Portaria define critérios à atividade agrossilvipastoril

Belém, 09/9/14 – A Secretaria de Estado de Meio Ambiente (Sema) publicou, nesta terça-feira (9), Portaria no Diário Oficial do Estado que dispõe sobre a concessão de Licença de Atividade Rural (LAR) referente à atividade agrossilvipastoril, a ser realizada em área de Uso Alternativo do Solo consolidada até 22 de julho de 2008 sem autorização de supressão, somente poderá ser concedida mediante prévia assinatura do Termo de Compromisso Ambiental Agrossilvipastoril  (TCAA).

O texto da Portaria considera leis e decretos federais e estaduais que tratam da Política Nacional de Meio Ambiente, do Programa de Regularização Ambiental (PRA), da reposição florestal e sobre o licenciamento ambiental das atividades agrossilvipastoris realizadas em áreas alteradas e subutilizadas fora da área de reserva legal e de área de preservação permanente nos imóveis rurais, entre outras referências.

A publicação ressalta que os processos em análise no setor técnico, que apresentarem desmatamento na área de Uso Alternativo do Solo ocorrido até 22 de julho de 2008, deverão ser encaminhados ao setor jurídico para assinatura do TCAA.

Os processos que apresentarem desmatamento na área de Uso Alternativo do Solo, ocorrido após 22 de julho de 2008, deverão ser encaminhados ao setor de fiscalização para análise e adoção das sanções administrativas cabíveis, dentre outras providências, e depois ao setor jurídico para assinatura do Termo de Ajustamento de Conduta (TAC) e, então, retornar ao setor florestal para continuidade da análise do pedido de licenciamento.

No documento publicado, a Sema demonstra que para firmar o TCAA é necessário o Cadastro Ambiental Rural (CAR) do imóvel em que se pretende realizar a atividade rural, devendo o proprietário ou possuidor averbar o referido termo em cartório de notas e requerer sua juntada no processo de licenciamento.

Na celebração do TCAA, ao assumir que a área foi desmatada sem a aprovação do órgão ambiental, o proprietário ou possuidor compromete-se a aderir ao Programa de Regularização Ambiental Rural (PRA), em até 60 dias após a sua regulamentação por norma estadual, que resultará em assinatura de termo de compromisso específico do PRA em substituição ao TCAA.

A adesão ao PRA possibilitará, dentre outros, o cálculo e a definição dos quantitativos de passivo ambiental para a recomposição e recuperação, bem como o pagamento de débitos de reposição florestal em razão das áreas desmatadas, com fins à regularização ambiental do imóvel.

Durante o período de vigência do TCAA e enquanto estiverem sendo cumpridas integralmente as obrigações, dentro dos prazos e condições estabelecidos, a normatização esclarece que serão suspensas as sanções administrativas, decorrentes da supressão irregular da Área de Uso Alternativo do Solo ocorrida até 22 de julho de 2008.

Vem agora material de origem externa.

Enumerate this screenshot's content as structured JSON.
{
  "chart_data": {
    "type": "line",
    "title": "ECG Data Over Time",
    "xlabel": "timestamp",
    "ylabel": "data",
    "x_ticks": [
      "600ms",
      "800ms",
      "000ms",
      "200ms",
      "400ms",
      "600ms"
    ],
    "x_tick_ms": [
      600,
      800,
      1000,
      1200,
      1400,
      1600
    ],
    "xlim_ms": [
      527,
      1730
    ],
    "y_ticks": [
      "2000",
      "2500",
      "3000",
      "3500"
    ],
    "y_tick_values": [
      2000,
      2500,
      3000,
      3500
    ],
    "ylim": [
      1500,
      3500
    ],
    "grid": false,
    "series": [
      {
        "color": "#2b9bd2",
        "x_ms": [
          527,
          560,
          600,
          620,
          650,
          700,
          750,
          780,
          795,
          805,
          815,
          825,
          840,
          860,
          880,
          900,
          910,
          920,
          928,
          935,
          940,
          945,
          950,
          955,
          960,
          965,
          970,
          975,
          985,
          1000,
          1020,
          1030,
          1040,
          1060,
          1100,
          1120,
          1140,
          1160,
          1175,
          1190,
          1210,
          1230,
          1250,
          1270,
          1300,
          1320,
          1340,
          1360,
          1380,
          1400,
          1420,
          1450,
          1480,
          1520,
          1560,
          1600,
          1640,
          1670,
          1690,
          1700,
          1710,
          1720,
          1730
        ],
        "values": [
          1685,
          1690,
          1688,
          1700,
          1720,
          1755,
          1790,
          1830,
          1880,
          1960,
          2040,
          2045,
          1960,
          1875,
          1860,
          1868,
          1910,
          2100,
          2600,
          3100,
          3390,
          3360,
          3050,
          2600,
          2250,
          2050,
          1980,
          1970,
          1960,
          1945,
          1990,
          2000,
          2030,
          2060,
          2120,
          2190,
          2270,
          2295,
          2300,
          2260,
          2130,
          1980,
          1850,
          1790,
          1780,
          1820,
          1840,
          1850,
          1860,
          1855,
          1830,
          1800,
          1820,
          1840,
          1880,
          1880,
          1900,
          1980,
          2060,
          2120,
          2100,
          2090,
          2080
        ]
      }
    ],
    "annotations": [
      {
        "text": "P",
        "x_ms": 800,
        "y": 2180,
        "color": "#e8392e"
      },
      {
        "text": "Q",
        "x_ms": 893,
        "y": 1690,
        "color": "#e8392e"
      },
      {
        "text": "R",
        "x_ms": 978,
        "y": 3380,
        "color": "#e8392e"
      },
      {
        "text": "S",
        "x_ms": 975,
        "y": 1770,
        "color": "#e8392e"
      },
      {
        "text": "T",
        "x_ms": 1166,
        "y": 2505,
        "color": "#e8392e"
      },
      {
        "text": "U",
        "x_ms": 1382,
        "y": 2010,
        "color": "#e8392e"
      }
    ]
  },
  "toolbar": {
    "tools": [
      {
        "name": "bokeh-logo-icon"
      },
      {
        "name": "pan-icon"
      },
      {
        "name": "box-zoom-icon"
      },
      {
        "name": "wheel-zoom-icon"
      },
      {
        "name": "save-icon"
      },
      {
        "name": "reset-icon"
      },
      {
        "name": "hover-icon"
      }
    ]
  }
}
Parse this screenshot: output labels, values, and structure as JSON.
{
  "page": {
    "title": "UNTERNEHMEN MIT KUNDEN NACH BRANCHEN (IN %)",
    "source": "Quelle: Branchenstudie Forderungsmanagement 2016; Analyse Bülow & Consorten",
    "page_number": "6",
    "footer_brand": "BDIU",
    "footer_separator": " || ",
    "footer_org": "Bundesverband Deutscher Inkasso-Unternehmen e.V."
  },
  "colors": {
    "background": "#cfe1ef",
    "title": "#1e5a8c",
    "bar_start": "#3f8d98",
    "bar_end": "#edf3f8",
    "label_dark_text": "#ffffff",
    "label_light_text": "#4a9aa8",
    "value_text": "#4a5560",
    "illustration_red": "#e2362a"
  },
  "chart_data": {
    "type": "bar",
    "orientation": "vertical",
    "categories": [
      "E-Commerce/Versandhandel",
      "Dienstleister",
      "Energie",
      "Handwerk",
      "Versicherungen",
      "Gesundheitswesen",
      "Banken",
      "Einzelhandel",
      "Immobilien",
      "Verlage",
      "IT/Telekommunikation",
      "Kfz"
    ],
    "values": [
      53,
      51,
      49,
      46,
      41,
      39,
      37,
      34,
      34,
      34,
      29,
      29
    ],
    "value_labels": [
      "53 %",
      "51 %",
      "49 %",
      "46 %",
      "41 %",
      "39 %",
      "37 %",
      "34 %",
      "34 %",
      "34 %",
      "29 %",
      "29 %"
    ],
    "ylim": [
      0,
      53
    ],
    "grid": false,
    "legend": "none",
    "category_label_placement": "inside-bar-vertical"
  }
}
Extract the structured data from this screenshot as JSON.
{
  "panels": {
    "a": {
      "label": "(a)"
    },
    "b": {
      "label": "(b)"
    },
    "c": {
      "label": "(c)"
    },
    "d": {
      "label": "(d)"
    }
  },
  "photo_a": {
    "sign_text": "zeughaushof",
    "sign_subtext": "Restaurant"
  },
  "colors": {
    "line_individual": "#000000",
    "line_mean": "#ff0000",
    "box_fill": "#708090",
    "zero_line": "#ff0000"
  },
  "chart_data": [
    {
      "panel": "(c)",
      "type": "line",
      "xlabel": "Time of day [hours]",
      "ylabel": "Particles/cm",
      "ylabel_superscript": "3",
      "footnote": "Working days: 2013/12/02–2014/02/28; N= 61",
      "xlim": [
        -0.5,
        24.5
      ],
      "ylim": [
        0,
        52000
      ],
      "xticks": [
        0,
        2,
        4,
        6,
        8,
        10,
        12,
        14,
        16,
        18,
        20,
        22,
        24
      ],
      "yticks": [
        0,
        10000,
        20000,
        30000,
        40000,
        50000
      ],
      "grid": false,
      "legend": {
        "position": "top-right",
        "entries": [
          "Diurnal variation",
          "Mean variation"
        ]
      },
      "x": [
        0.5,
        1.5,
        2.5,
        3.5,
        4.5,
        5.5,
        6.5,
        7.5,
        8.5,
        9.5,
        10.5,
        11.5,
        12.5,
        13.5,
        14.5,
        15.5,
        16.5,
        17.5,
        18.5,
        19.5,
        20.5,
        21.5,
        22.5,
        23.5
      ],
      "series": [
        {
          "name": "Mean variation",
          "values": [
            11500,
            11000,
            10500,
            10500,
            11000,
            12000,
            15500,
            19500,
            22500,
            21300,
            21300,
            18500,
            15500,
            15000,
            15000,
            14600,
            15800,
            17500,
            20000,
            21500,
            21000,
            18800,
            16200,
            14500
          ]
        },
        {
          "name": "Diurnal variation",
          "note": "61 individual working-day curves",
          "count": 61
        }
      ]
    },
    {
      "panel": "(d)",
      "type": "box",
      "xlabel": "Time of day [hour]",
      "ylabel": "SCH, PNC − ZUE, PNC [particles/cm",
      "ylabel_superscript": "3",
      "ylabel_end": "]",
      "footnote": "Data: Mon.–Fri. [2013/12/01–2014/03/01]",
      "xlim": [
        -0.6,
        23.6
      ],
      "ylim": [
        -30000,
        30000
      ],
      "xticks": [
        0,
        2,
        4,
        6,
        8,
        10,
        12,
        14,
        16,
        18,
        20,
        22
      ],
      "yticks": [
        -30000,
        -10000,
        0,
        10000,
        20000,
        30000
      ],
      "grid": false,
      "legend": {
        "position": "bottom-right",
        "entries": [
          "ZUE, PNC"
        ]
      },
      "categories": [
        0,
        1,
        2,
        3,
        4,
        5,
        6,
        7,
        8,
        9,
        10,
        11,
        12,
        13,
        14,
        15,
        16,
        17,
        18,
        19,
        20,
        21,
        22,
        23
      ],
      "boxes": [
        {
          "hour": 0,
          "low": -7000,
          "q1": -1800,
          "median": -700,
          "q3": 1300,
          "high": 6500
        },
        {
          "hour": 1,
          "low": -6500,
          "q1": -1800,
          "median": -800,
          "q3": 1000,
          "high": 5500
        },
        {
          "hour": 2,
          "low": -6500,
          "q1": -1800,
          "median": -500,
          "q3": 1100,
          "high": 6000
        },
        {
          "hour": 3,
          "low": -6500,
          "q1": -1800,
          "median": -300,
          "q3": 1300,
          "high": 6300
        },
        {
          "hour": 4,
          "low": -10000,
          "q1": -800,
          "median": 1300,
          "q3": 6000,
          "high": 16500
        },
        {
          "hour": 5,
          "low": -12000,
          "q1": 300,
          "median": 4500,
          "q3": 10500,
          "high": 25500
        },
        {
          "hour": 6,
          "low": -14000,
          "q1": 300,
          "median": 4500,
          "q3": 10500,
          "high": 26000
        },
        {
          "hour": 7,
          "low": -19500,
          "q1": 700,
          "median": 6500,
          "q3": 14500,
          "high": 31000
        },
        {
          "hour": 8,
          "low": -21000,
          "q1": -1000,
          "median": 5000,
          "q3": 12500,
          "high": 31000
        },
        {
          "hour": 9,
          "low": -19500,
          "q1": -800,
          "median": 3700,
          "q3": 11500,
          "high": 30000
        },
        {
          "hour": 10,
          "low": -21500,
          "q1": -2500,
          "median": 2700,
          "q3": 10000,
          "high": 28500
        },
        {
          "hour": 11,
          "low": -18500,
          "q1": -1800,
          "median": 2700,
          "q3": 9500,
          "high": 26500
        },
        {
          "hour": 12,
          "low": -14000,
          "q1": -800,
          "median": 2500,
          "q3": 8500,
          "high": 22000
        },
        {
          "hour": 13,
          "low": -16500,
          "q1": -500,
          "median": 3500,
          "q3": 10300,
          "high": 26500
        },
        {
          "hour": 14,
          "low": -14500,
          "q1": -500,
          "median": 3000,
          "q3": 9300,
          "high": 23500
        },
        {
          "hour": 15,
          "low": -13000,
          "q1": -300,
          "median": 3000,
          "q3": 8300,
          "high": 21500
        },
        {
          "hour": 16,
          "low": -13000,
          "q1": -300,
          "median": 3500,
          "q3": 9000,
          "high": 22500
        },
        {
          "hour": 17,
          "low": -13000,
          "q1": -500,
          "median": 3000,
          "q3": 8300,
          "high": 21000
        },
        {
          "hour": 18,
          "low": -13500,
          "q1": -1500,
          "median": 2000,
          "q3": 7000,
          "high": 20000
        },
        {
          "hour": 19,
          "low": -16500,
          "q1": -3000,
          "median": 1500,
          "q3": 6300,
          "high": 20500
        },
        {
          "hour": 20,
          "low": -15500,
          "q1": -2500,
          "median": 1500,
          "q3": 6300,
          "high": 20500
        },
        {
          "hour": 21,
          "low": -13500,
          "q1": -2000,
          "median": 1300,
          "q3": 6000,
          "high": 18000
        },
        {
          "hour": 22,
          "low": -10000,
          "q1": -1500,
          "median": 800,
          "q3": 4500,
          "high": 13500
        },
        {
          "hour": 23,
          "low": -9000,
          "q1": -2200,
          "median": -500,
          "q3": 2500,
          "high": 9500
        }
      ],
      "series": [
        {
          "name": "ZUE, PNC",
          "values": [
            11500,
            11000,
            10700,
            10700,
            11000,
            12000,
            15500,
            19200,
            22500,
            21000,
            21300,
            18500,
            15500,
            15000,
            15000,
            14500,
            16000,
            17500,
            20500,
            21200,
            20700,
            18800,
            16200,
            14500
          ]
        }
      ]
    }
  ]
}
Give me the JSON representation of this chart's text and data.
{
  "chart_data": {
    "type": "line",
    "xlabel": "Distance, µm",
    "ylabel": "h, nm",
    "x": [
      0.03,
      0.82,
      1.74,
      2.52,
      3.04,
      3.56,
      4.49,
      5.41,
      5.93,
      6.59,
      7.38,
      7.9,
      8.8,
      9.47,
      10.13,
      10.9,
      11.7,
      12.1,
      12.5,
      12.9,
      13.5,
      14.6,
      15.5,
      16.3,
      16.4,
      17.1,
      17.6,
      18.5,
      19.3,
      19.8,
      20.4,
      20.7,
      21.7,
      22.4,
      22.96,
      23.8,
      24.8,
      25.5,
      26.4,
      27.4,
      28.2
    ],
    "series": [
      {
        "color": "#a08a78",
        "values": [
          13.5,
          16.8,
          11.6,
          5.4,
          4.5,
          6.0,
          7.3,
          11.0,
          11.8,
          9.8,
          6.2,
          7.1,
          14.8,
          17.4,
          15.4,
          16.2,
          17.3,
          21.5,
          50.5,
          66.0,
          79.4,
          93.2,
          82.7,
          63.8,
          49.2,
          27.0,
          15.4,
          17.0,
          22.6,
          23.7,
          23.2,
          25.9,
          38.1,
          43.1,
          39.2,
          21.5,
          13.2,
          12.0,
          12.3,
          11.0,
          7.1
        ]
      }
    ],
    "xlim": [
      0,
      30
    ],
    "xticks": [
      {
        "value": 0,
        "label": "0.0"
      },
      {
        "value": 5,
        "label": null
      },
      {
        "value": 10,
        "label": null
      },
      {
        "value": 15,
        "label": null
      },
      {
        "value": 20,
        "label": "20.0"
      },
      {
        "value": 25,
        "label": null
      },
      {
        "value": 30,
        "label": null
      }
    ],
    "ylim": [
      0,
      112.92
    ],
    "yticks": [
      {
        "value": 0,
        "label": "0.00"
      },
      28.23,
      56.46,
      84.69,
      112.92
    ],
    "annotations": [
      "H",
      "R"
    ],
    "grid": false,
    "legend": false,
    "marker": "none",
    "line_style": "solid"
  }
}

Assinada pelo secretário de Meio Ambiente do Pará, José Alberto Colares, a Portaria enfatiza que caso sejam descumpridas as obrigações estabelecidas no TCAA ou caso não seja realizada a adesão ao PRA no prazo estipulado, o termo poderá ser executado judicialmente pelo órgão ambiental estadual, ficando o proprietário sujeito às sanções administrativas por descumprimento das exigências ambientais previstas na legislação. Essa regulamentação entra em vigor a partir da data da publicação.